Существенное для нашего исследования различие этих жанров заключается также в отношении ко времени. Замечено, что в предании действие относится только к прошедшему и закончено во времени, не имеет продолжения в настоящем. [Соколова, 1981, 41]. Это справедливо, но не для всех рассказов, относящихся к жанру Sage. Выделяется, скажем, группа рассказов о давно погибших или затонувших городах прошлого, призраки которых по сей день являются современникам. Продолжающееся в настоящем времени действие характерно для жанра быличек - устных прозаических рассказов на бытовые темы, где мифологический элемент (духи, герои суеверий) играет определяющую роль. Но это определение не подходит под тот жанр немецкой фольклорной прозы, который предстоит рассматривать. Поэтому эту трудность в поисках подходящего русского эквивалента для передачи немецкого Sage в том значении, в каком мы будем рассматривать произведения данного жанра в данной главе, снимает определение легенды, предложенное К. В. Чистовым: «устный народный рассказ социально-утопического характера, повествующий о событиях или явлениях, которые воспринимаются исполнителями как продолжающиеся в современности» [Чистов, 1967, 6]. Однако и это определение не позволяет безоговорочно употреблять термин «легенда» по отношению к жанру немецкой Sage. Во всех северонемецких повествованиях о прошлом так или иначе присутствует элемент фантастического. Это неслучайно: в процессе устной трансляции реальные факты действительности дополняются плодами воображения рассказчика или контаминируются с известными легендарными мотивами; художественный вымысел стихийно проникает в текст [Азбелев, 1965, 18], и возникает так называемый имагологический эффект [Мыльников, 1999, 342]. Так происходит эволюция предания, основанного на информации о реальной действительности, и превращение его в легенду. Материал, которым располагал автор, позволяет выработать собственную классификацию, применяя следующие разграничения:

- Употребление термина «легенда» в качестве эквивалента немецкого Sage как рассказа, содержащего художественный вымысел и элемент сверхъестественного в реальной ткани повествования.
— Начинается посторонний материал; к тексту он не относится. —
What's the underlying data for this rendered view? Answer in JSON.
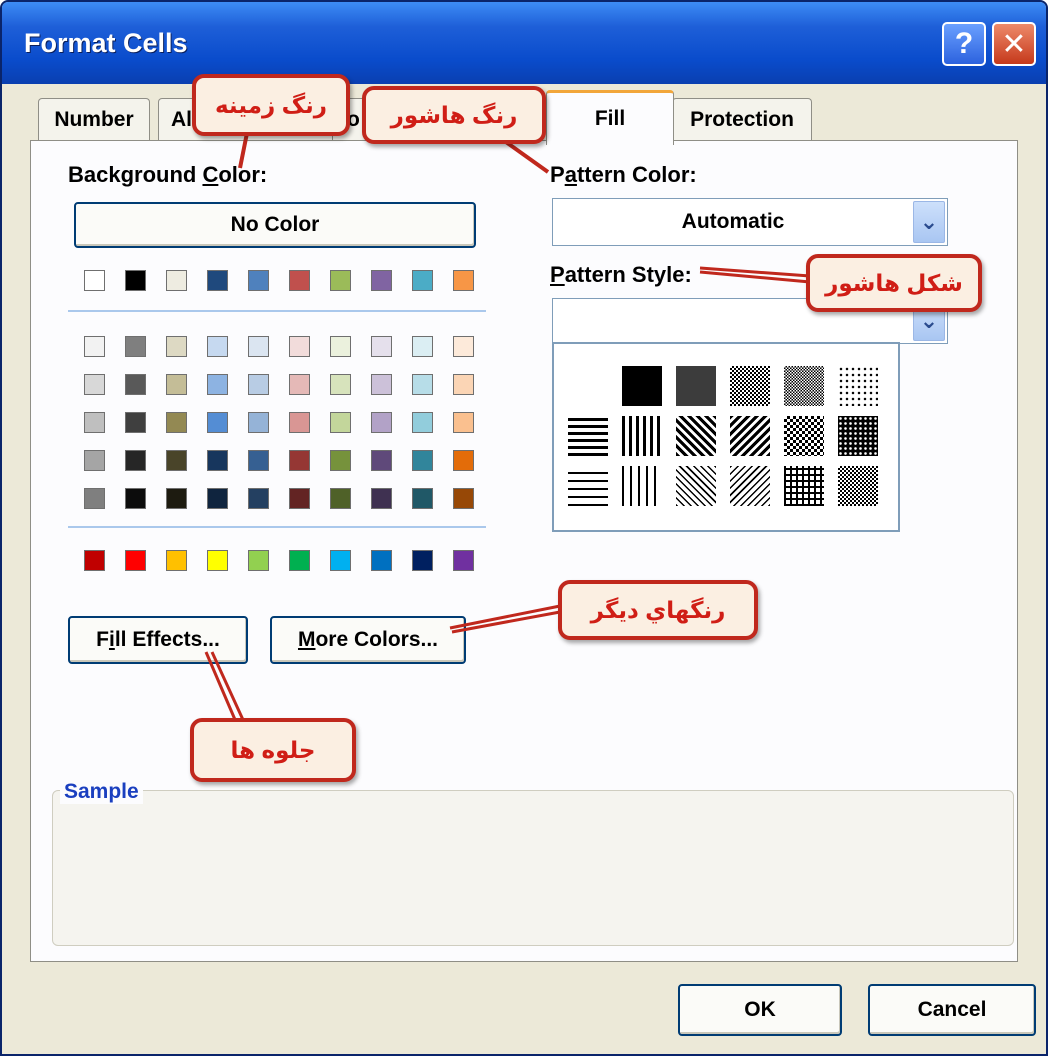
{
  "window": {
    "title": "Format Cells",
    "help_glyph": "?",
    "close_glyph": "✕"
  },
  "tabs": [
    {
      "label": "Number"
    },
    {
      "label": "Al"
    },
    {
      "label": "o"
    },
    {
      "label": "Fill",
      "active": true
    },
    {
      "label": "Protection"
    }
  ],
  "background_color": {
    "label_pre": "Background ",
    "label_hot": "C",
    "label_post": "olor:",
    "no_color_button": "No Color",
    "theme_top_row": [
      "#ffffff",
      "#000000",
      "#eeece1",
      "#1f497d",
      "#4f81bd",
      "#c0504d",
      "#9bbb59",
      "#8064a2",
      "#4bacc6",
      "#f79646"
    ],
    "theme_shades": [
      [
        "#f2f2f2",
        "#7f7f7f",
        "#ddd9c3",
        "#c6d9f0",
        "#dbe5f1",
        "#f2dcdb",
        "#ebf1dd",
        "#e5e0ec",
        "#dbeef3",
        "#fdeada"
      ],
      [
        "#d8d8d8",
        "#595959",
        "#c4bd97",
        "#8db3e2",
        "#b8cce4",
        "#e5b9b7",
        "#d7e3bc",
        "#ccc1d9",
        "#b7dde8",
        "#fbd5b5"
      ],
      [
        "#bfbfbf",
        "#3f3f3f",
        "#938953",
        "#548dd4",
        "#95b3d7",
        "#d99694",
        "#c3d69b",
        "#b2a2c7",
        "#92cddc",
        "#fac08f"
      ],
      [
        "#a5a5a5",
        "#262626",
        "#494429",
        "#17365d",
        "#366092",
        "#953734",
        "#76923c",
        "#5f497a",
        "#31859b",
        "#e36c09"
      ],
      [
        "#7f7f7f",
        "#0c0c0c",
        "#1d1b10",
        "#0f243e",
        "#244061",
        "#632423",
        "#4f6128",
        "#3f3151",
        "#205867",
        "#974806"
      ]
    ],
    "standard_colors": [
      "#c00000",
      "#ff0000",
      "#ffc000",
      "#ffff00",
      "#92d050",
      "#00b050",
      "#00b0f0",
      "#0070c0",
      "#002060",
      "#7030a0"
    ]
  },
  "pattern_color": {
    "label_pre": "P",
    "label_hot": "a",
    "label_post": "ttern Color:",
    "value": "Automatic",
    "arrow_glyph": "⌄"
  },
  "pattern_style": {
    "label_hot": "P",
    "label_post": "attern Style:",
    "arrow_glyph": "⌄"
  },
  "buttons": {
    "fill_effects_pre": "F",
    "fill_effects_hot": "i",
    "fill_effects_post": "ll Effects...",
    "more_colors_hot": "M",
    "more_colors_post": "ore Colors...",
    "ok": "OK",
    "cancel": "Cancel"
  },
  "sample": {
    "legend": "Sample"
  },
  "annotations": {
    "background_color": "رنگ زمینه",
    "pattern_color": "رنگ هاشور",
    "pattern_style": "شکل هاشور",
    "more_colors": "رنگهاي ديگر",
    "fill_effects": "جلوه ها"
  },
  "colors": {
    "title_bar": "#0a4ccc",
    "dialog_bg": "#ece9d8",
    "callout_border": "#c0281d",
    "callout_text": "#d01e16",
    "active_tab_accent": "#f2a63a"
  }
}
- Употребление термина «предание» в качестве эквивалента немецкого термина Sage как рассказа, не содержащего повествований о сверхъестественных событиях, ориентирующегося на сведения из истории и воспринимаемого как реальность.

Отдельно рассматриваются топонимические, или географические легенды. Топонимы определенной территории представляют немалый интерес как для лингвиста, так и для этнографа. Часто к топониму или географическому объекту, обозначенному им, привязываются легенды, рассказы или другие формы устных народных повествований. Географические и топонимические легенды, народные этимологии топонима содержат наиболее ценную и богатую этнолингвистическую и историческую информацию. В географических названиях отражаются определенные события истории, наименования мест развития промыслов и ремесел, реалии социально-экономической жизни народа. Особо выделяются агиотопонимы - географические названия, в основе которых лежат имена святых какой-либо религии, и мифологические топонимы фольклора, поскольку они дают исследователю важную информацию о духовном развитии этноса. [См.: Суперанская A.B., Никонов В.А. Ономастика.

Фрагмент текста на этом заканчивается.